Quizá el aporte más importante de la audiencia fue recordar que la calidad de una transición debe medirse por la fortaleza de sus instituciones y no únicamente por sus acuerdos políticos. La recuperación democrática requiere proteger el espacio cívico, garantizar elecciones con integridad, asegurar una prensa libre, fortalecer la independencia judicial y colocar a las víctimas en el centro de las políticas públicas.
Venezuela enfrenta hoy una oportunidad excepcional para iniciar ese camino. Aprovecharla dependerá de que la comunidad internacional acompañe el fortalecimiento de la sociedad civil, respalde los mecanismos de justicia y promueva la reconstrucción institucional como condición para una paz duradera.

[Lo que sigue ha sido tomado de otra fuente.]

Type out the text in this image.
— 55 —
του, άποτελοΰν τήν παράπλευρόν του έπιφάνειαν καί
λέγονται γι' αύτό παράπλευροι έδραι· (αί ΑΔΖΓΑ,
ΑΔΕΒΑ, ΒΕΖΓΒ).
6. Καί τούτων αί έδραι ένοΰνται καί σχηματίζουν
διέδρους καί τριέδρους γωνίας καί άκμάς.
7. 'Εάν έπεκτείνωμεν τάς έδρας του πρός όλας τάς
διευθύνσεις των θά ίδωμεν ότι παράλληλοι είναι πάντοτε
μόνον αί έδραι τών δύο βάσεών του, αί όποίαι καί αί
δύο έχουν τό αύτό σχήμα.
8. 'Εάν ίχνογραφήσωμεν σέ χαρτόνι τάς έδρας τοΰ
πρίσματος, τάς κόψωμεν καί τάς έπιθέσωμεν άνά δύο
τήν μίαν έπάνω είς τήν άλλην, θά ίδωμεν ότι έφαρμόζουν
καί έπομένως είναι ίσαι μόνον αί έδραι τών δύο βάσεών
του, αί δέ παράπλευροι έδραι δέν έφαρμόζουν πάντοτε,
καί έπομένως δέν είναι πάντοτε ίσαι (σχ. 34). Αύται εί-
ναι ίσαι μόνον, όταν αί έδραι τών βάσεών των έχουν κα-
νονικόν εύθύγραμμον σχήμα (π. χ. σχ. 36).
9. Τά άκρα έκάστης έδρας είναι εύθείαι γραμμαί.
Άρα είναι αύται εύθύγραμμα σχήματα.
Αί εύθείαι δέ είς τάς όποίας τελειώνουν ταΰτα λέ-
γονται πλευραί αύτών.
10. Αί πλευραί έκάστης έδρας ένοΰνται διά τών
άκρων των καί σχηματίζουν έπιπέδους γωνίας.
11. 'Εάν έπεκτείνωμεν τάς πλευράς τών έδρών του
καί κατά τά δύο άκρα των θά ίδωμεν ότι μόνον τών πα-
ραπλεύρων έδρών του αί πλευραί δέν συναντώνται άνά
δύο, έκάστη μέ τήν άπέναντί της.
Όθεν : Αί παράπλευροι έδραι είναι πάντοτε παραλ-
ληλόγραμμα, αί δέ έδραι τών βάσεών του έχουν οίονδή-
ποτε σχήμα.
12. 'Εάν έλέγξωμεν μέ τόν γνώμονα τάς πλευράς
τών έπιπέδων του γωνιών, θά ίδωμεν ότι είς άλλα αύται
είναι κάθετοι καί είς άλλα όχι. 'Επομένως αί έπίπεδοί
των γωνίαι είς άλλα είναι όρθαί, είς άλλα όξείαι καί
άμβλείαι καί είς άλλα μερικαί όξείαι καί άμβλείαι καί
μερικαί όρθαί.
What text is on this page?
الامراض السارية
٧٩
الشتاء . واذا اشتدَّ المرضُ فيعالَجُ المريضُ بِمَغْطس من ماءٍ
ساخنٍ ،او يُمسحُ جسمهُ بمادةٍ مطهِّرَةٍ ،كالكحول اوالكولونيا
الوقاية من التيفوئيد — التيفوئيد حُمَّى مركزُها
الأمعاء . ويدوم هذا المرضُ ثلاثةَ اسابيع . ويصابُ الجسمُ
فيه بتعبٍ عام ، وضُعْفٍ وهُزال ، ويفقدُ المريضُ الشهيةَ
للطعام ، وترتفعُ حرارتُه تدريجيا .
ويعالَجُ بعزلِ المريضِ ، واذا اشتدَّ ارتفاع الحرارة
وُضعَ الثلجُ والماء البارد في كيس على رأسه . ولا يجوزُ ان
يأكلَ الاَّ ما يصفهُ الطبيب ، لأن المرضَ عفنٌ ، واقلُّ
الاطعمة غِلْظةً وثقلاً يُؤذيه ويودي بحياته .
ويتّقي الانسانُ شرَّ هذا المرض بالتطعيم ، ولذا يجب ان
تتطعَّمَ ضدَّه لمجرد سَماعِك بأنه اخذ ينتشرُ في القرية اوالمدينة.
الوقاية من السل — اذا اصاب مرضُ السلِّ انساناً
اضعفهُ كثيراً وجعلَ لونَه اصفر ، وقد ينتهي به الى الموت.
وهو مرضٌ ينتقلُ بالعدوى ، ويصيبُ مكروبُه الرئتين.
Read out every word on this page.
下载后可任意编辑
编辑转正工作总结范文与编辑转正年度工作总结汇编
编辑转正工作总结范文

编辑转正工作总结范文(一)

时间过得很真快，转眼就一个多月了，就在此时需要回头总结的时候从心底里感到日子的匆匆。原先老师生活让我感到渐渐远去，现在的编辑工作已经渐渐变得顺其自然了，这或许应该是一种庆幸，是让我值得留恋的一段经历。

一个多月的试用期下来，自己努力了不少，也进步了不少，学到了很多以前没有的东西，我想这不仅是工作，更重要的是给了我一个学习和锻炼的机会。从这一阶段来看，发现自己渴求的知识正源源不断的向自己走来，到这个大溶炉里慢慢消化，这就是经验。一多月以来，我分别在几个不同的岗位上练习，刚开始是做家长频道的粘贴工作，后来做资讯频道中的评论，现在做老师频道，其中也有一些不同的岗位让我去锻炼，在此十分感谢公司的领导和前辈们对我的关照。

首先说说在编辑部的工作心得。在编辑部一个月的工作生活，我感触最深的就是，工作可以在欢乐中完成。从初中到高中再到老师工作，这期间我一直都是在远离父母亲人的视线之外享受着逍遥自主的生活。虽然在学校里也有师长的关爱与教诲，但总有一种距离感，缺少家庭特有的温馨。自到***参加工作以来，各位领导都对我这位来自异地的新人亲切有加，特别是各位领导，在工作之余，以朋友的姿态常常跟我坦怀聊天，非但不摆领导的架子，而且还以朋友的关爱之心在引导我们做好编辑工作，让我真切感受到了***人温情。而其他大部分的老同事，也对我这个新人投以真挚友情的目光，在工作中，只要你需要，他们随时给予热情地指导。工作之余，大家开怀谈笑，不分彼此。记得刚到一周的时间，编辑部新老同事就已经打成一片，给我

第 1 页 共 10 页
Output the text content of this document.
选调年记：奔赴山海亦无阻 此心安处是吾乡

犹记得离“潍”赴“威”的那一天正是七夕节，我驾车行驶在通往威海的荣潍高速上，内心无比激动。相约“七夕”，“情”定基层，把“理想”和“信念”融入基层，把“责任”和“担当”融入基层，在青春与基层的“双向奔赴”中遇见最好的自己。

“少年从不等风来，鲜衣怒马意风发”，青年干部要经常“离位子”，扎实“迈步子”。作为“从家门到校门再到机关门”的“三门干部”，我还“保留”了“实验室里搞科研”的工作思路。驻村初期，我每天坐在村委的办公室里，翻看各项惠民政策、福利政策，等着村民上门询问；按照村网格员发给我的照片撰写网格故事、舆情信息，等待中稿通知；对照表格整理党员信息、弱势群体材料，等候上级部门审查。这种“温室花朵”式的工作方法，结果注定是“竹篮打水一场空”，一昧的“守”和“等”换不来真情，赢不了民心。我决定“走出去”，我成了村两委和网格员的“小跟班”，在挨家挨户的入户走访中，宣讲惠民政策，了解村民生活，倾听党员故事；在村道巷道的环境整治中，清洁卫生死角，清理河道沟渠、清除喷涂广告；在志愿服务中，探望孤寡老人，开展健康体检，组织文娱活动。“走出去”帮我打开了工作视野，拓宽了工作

Porque la democracia no se reconstruye únicamente desde el poder. Se reconstruye desde las instituciones, los derechos humanos, la libertad de expresión y la ciudadanía. Ese fue el mensaje que cinco mujeres venezolanas llevaron al Congreso de los Estados Unidos. Un mensaje que trasciende a Venezuela y recuerda a toda la región que no habrá democracias resilientes sin instituciones legítimas, sin una sociedad civil libre, sin periodismo independiente y sin justicia para las víctimas.